How to get IIS 7.5 web server to pass the BEAST PCI vulnerability compliance scans
If your e-commerce website keeps flunking PCI vulnerability complaince scans with the following error:
BEAST (Browser Exploit Against SSL/TLS) Vulnerability, CVE-2011-3389
and you are running Microsoft Server 2008 R2, I can help you.
If you aren’t on Windows Server 2008 R2, there is no known way to pass this test short of upgrading your server to W2K8R2 and doing the following steps.
This is the exact vulnerability as reported (in our case, by Trustkeeper):
This is the remediation (as stated by Trustkeeper):
Affected users should disable all block-based cipher suites in the server’s SSL configuration and only support RC4 ciphers, which are not vulnerable to fully address this vulnerability. This vulnerability was addressed in TLS version 1.1/1.2, however, support for these newer TLS versions is not widely supported at the time of this writing, making it difficult to disable earlier versions.
Additionally, affected users can also configure SSL to prefer RC4 ciphers over block-based ciphers to limit, but not eliminate, exposure. Affected users that implement prioritization techniques for mitigation as described above should appeal this vulnerability and include details of the SSL configuration.
Here is the evidence (as stated by TrustKeeper):
Cipher Suite: SSLv3 : DES-CBC3-SHA
Cipher Suite: SSLv3 : RC4-SHA
Cipher Suite: SSLv3 : RC4-MD5
Cipher Suite: TLSv1 : AES256-SHA
Cipher Suite: TLSv1 : AES128-SHA
Cipher Suite: TLSv1 : DES-CBC3-SHA
Cipher Suite: TLSv1 : RC4-SHA
Cipher Suite: TLSv1 : RC4-MD5
That isn’t much help, of course.
Ok, here is how to solve this.
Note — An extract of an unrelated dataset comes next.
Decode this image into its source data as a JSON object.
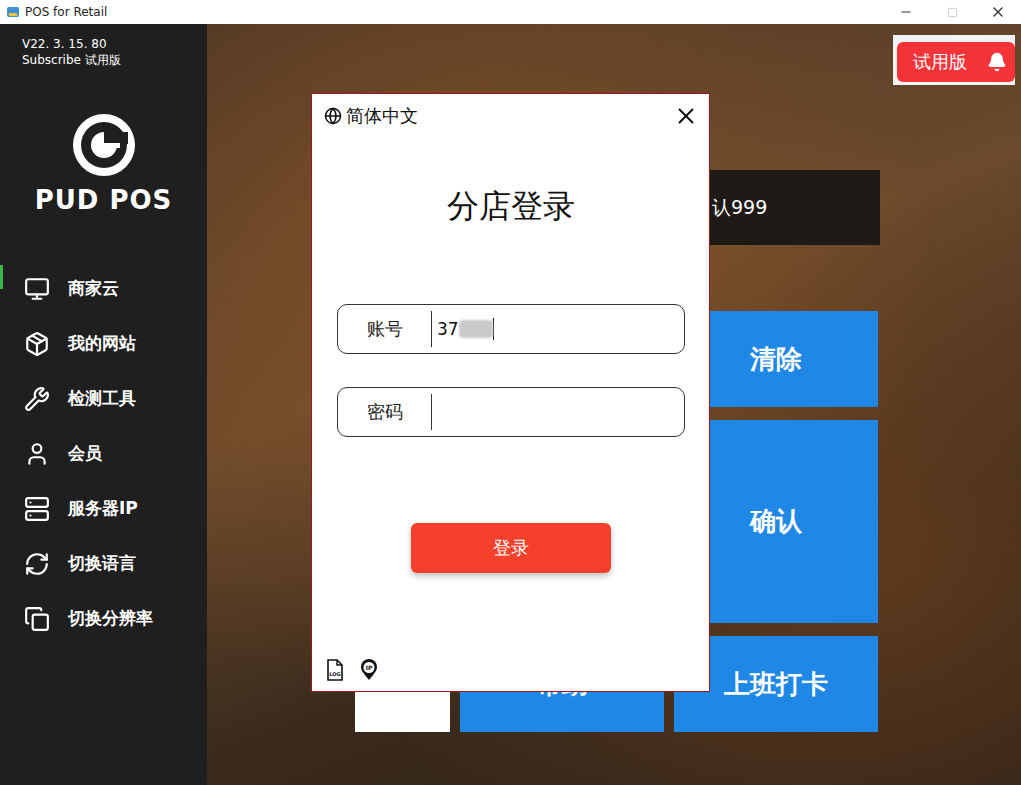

And you don’t even need REGEDIT!
- Make sure your website is on a Windows 2008 R2 server, with a valid SSL certificate.
- Download the following FREE – and FANTASTIC program to your web server.
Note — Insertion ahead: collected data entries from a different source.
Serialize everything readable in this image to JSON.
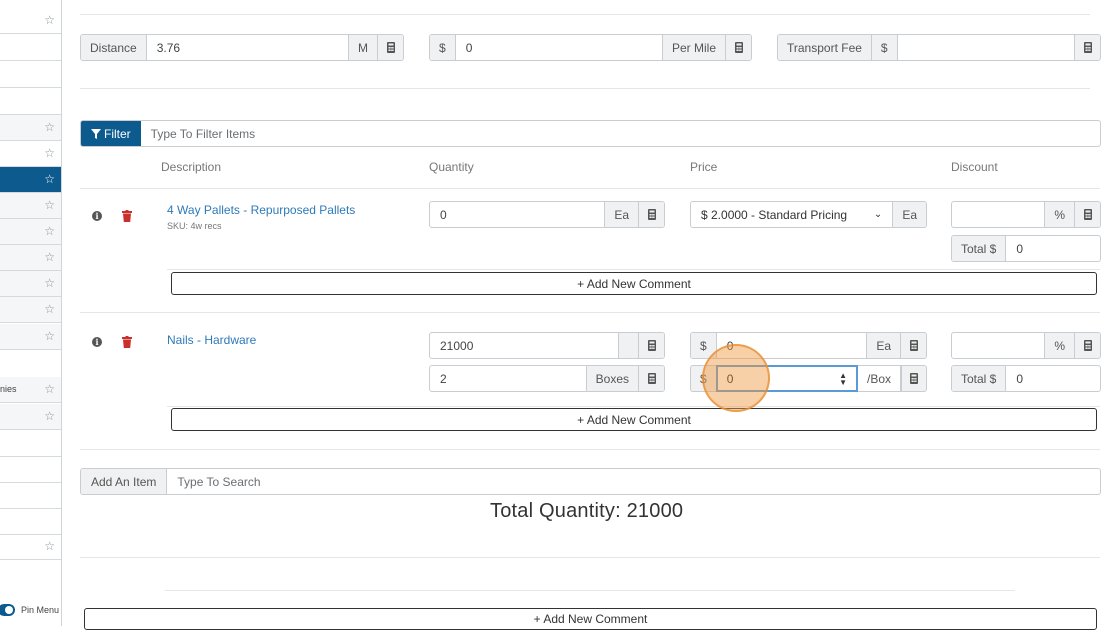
{
  "sidebar": {
    "rows": [
      {
        "star": "☆",
        "text": ""
      },
      {
        "star": "",
        "text": ""
      },
      {
        "star": "",
        "text": ""
      },
      {
        "star": "",
        "text": ""
      },
      {
        "star": "☆",
        "text": ""
      },
      {
        "star": "☆",
        "text": ""
      },
      {
        "star": "☆",
        "text": ""
      },
      {
        "star": "☆",
        "text": ""
      },
      {
        "star": "☆",
        "text": ""
      },
      {
        "star": "☆",
        "text": ""
      },
      {
        "star": "☆",
        "text": ""
      },
      {
        "star": "☆",
        "text": ""
      },
      {
        "star": "☆",
        "text": ""
      },
      {
        "star": "☆",
        "text": "nies"
      },
      {
        "star": "☆",
        "text": ""
      },
      {
        "star": "☆",
        "text": ""
      }
    ],
    "pin_label": "Pin Menu",
    "accent": "#0d5a8f"
  },
  "transport": {
    "distance_label": "Distance",
    "distance_value": "3.76",
    "distance_unit": "M",
    "rate_currency": "$",
    "rate_value": "0",
    "rate_unit": "Per Mile",
    "fee_label": "Transport Fee",
    "fee_currency": "$",
    "fee_value": ""
  },
  "filter": {
    "button_label": "Filter",
    "placeholder": "Type To Filter Items"
  },
  "columns": {
    "description": "Description",
    "quantity": "Quantity",
    "price": "Price",
    "discount": "Discount"
  },
  "items": [
    {
      "name": "4 Way Pallets - Repurposed Pallets",
      "sku": "SKU: 4w recs",
      "quantity": "0",
      "quantity_unit": "Ea",
      "price_select": "$ 2.0000 - Standard Pricing",
      "price_unit": "Ea",
      "discount_value": "",
      "discount_unit": "%",
      "total_label": "Total $",
      "total_value": "0",
      "comment_label": "+ Add New Comment"
    },
    {
      "name": "Nails - Hardware",
      "quantity": "21000",
      "quantity_unit": "",
      "price_currency": "$",
      "price_value": "0",
      "price_unit": "Ea",
      "box_quantity": "2",
      "box_unit": "Boxes",
      "box_price_currency": "$",
      "box_price_value": "0",
      "box_price_unit": "/Box",
      "discount_value": "",
      "discount_unit": "%",
      "total_label": "Total $",
      "total_value": "0",
      "comment_label": "+ Add New Comment"
    }
  ],
  "add_item": {
    "label": "Add An Item",
    "placeholder": "Type To Search"
  },
  "total_quantity": "Total Quantity: 21000",
  "bottom_comment_label": "+ Add New Comment"
}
- Run the program on your web server. Please be logged in as full admin, and remote desktop is fine.
- Start by clicking the PCI button, then make all your settings look like below:
- In some cases you might have a few more listing under SSL Cipher Suite order. Here is a screenshot from a second server (below). The settings below are also perfectly fine:
- In all cases – MAKE YOUR SETTINGS JUST LIKE ABOVE – and your site should always pass the BEAST test.
- IT IS CRITICAL that you have ONLY the CIPHERS selected in the above two screenshots, and the TOPMOST TWO in THIS SPECIFIC ORDER.
- apply the changes
- Restart the server.
- once the server is back up and running, go to the website below:
- Allow the test to complete. The test will tell you if the site passes all the tests and is BEAST compliant, and it will give you a score for your website. The website we tested scored 89 which is an “A”.
Hopefully this will help shortcut this process for some of you. I literally spent hours working this solution out.